Quirks such as those -- and an economic crisis that has left the state with a $1.1 billion budget deficit this year and $3.5 billion in anticipated cuts to start its next fiscal year -- have prompted the state's governor and House speaker to vow that Massachusetts will reform its pension system this year.

"People are outraged when anybody cheats," said Barbara Anderson, executive director of the Massachusetts-based Citizens for Limited Taxation. "It's adding insult to injury when public employees are getting things the average citizen can't even hope for."

Marzilli isn't alone.

* Jeffrey Simon, tapped by Gov. Deval Patrick to oversee state spending of federal stimulus money, more than doubled his annual pension for prior state service by seeking credit for five years on a school committee board when he hadn't paid into the retirement system.

Simon has collected more than $400,000 in enhanced pension payments under the same provision Marzilli is attempting to use, which includes a clause for state employees with more than 20 years' experience who are fired, resign, or lose re-election. The purpose of the provision is to protect state workers whose jobs are "politically sensitive positions."

* John Brennan, a 16-year senator, worked as a volunteer local library trustee for 19 years and got that time as credit toward doubling his state pension, even as he missed 30 out of 36 meetings during his last four years on the board.

* Retired Senate president and former UMass president William Bulger -- brother of the FBI's most wanted mobster Whitey Bulger -- got his yearly $29,000 housing allowance to count as compensation, raising his annual pension from $179,000 to $196,000. Bulger has the highest state pension in Massachusetts.

Bulger's lawyer, Thomas Kiley, said the court simply decided what was "obvious" -- the definition of regular compensation includes contracted-for payments beyond salary.

Marzilli's lawyer, Terrence Kennedy, also said his client is seeking what he is entitled to by law.

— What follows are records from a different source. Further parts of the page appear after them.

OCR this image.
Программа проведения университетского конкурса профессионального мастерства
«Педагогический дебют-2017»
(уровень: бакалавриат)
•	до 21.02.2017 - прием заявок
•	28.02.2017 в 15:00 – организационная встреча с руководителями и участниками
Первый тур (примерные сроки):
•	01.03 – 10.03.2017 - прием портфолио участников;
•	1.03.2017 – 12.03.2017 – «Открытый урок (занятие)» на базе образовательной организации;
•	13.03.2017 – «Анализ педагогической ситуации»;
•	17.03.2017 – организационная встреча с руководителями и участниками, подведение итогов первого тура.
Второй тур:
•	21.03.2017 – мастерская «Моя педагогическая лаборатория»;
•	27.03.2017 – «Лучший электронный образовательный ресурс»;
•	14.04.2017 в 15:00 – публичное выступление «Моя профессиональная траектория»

The state retirement board has postponed a decision until Marzilli's criminal case is resolved.

"It's what he worked for for 24 years, which isn't much money," Kennedy said. "Don't blame him because the law is what it is."

Messages left at Simon's and Brennan's homes seeking comment were not immediately returned.

Gov. Deval Patrick said this week that pension reform, in the wake of abuses and the state's fiscal crisis, is essential.

"It's the outliers -- that year and a day stuff, the 23-years-and-out rule at the T -- that just makes the public mad as heck," Patrick said, referring to the provision Marzilli hopes to use and a perk in the Massachusetts Bay Transportation Authority pension system that gives all employees a full pension after 23 years of service.

Patrick proposed eliminating the MBTA perk as part of his transportation reform package. He has also said he supports the overall structure of the state's benefit system, but says rules must be tightened to eliminate abuses and remove benefits for a select few.

Keith Brainard, research director of the National Association of State Retirement Administrators, said a typical pension model is that an employee must work a certain number of hours a year to qualify for a pension raise. In most other state systems, Brainard said, Massachusetts' policies would never work.

Still, Brainard pointed out that Massachusetts isn't the only state with pension abuses. New Jersey had similar problems with people sitting on state consumer affairs boards -- meeting as infrequently as once a month -- to pad their pensions, and New York Attorney General Andrew Cuomo is investigating whether political consultants used their connections to guide state pension business to their financial firms.

Rep. Jay Kaufman, a Lexington Democrat who chaired a temporary committee on pension reform, said public outrage over high-profile cases and declines in private pensions may make comprehensive change more viable, even though the average state pension is $23,000 with no Social Security benefits.

House Speaker Robert DeLeo said he plans to address pension reform alongside ethics reform in the coming weeks.

"We have to regain the public trust, and I think the way we regain that is through addressing those two issues," DeLeo said. "It's important that we do something, and we do something as quickly as we can."